Ancak sonrasında bunun suiistimal edilerek evirilmesi, dini kardeşlikten öte, etnik kardeşliğe dönüştürülmesi işin rengini değiştirdi. Bu gün gelinen nokta itibarıyla toplumun tüm kesimlerini birleştirip bütünleştiren o ruh, bu defa toplumu ayrıştıran, ötekileştirici, dağıtıcı bir şekil aldı.
Milliliği toplumu oluşturan etnisitelerden sadece bir tanesine hasrederek daraltan bu tehlikeli gidişat, ana arterleri ellerinde bulunduranlar tarafından tehlikeli bir şekilde, toplumun damarlarına zerk edildi, büyütüldü. Şimdi neredeyse herkesi aynı şekilde düşünmeye zorlayan dayatmacı bir seviyeye geldi.

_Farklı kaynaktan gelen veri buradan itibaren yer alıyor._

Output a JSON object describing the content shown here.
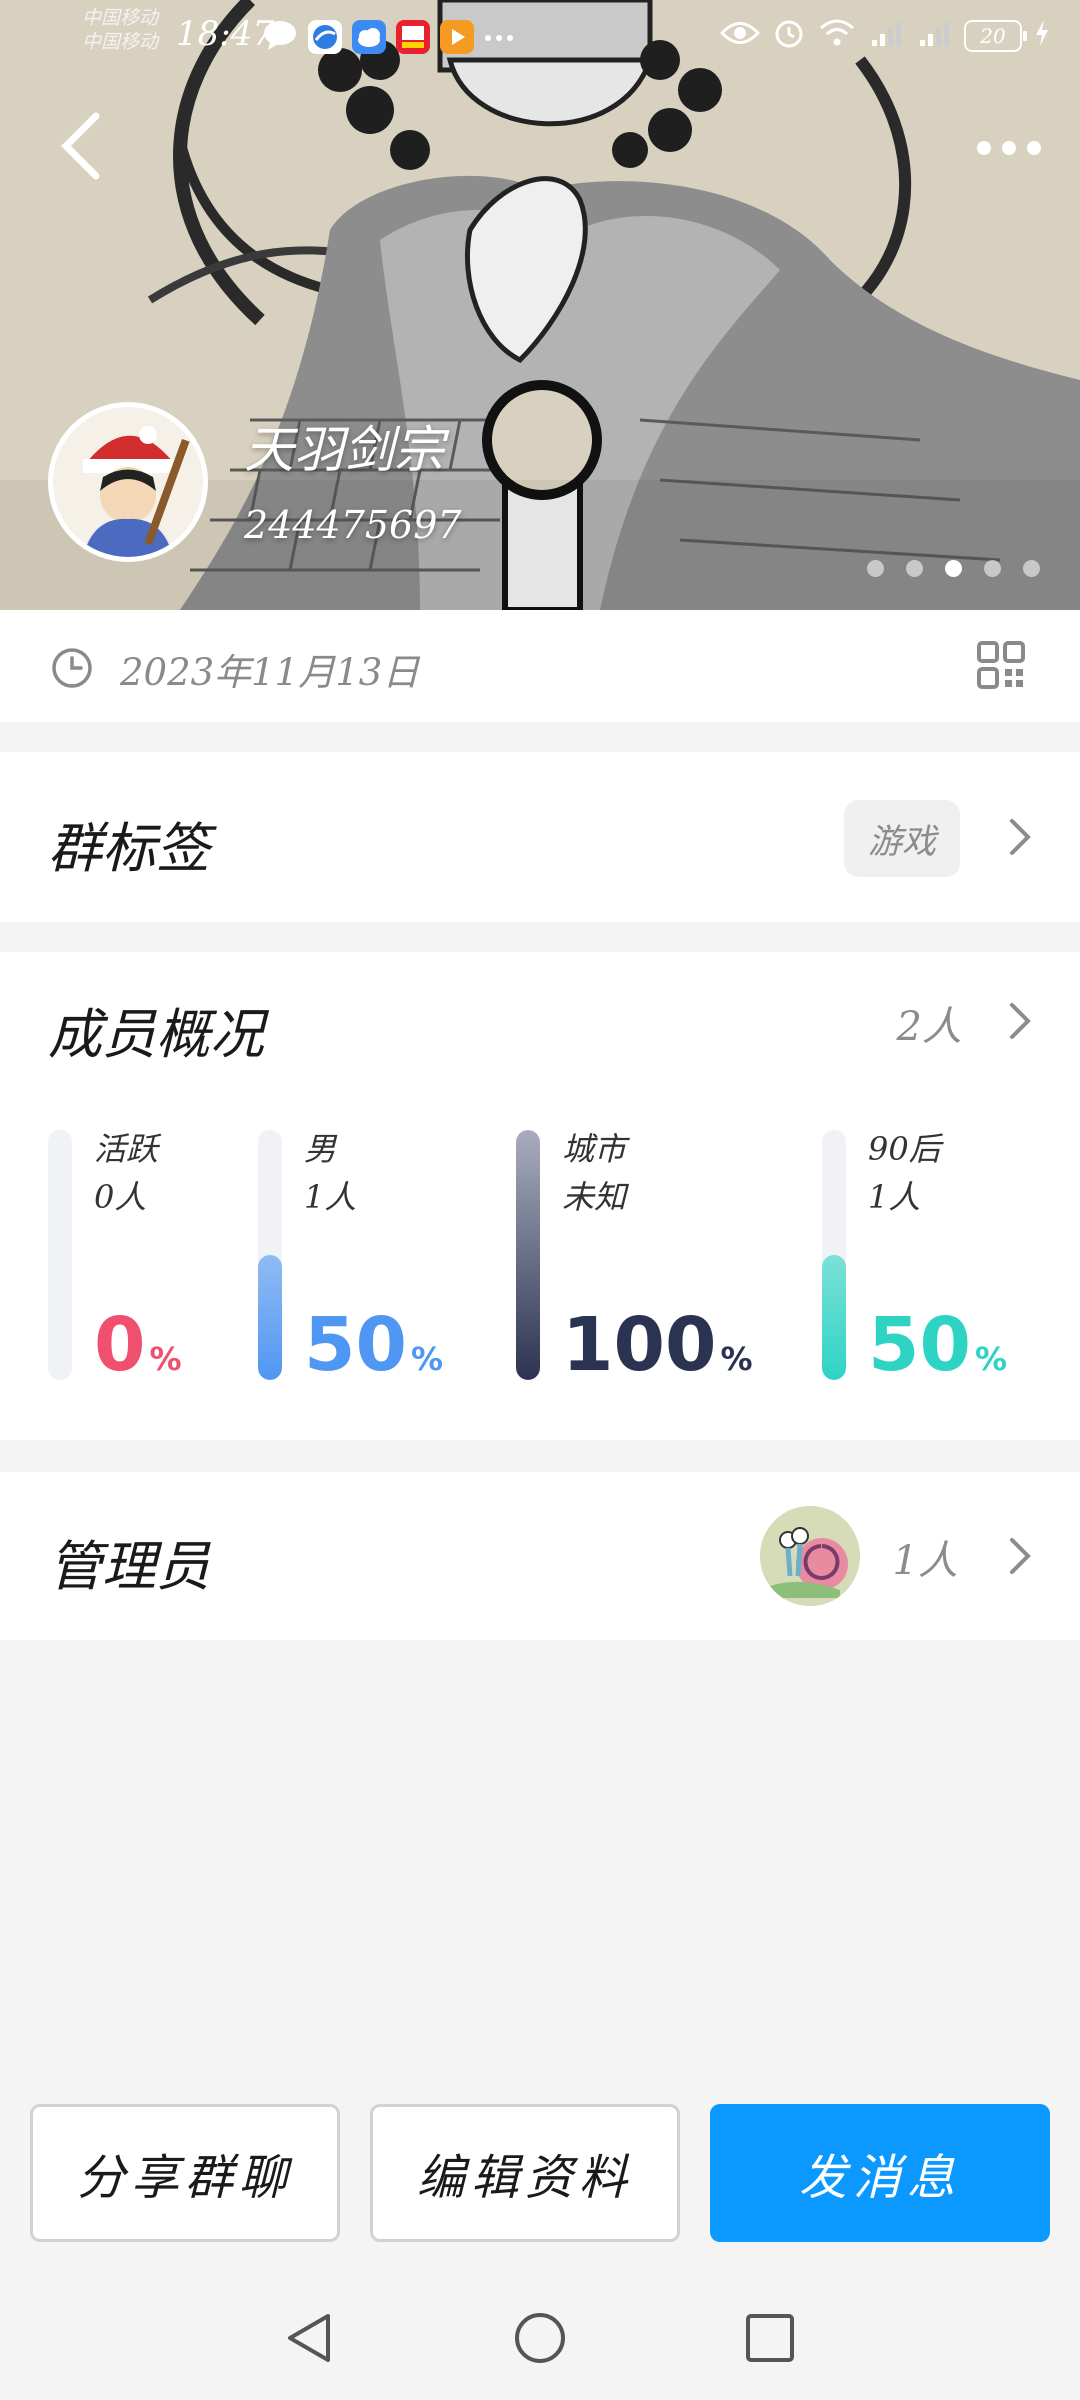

Ayrıştıran hassasiyetlerin bu kadar revaç bulması, toplumsal tecrübelerle de sabittir ki çok tehlikelidir. Kaynağı dışarıda, bu hassasiyetin tetikçiliğini yapan marjinal tetikçilerin türemesi, kaçınılmaz bir sonuç olmuştur hep. Dolayısıyla da manipüle edilmeye, ortalığı küçük bir kıvılcım ile tutuşturmaya çok müsait bir zemin oluşmaktadır. Erzurum'da Mehmet Göktaş hocanın üniversitede verdiği konferansta yaşananları hep beraber gördük. Saldırgan tarafın tam anlamıyla tetikçilik yaptığı bu olay, ancak diğer tarafın yapıcı ve sağduyu ile hareket etmesiyle yatıştırılabilmiştir. Bu olay, işin geldiği tehlikeli noktayı anlatması itibarıyla çok önemlidir.
Bu tehlikeli sürecin devamında ısrar edilmesi çok gariptir açıkçası. Çok kırılgan, çok tehlikeli bir zeminde yürüyoruz. Gücünü hükümetten ve siyaset mekanizmasından alan bazı odaklar, ateşe benzinle gitmekte ısrar ediyor.
Türkiye'nin dış politikada devasa projelerle boğuştuğu bir dönemde, içerdeki bu odakların birlik ve beraberliği sabote etmeye çalışmasını anlamak mümkün değildir.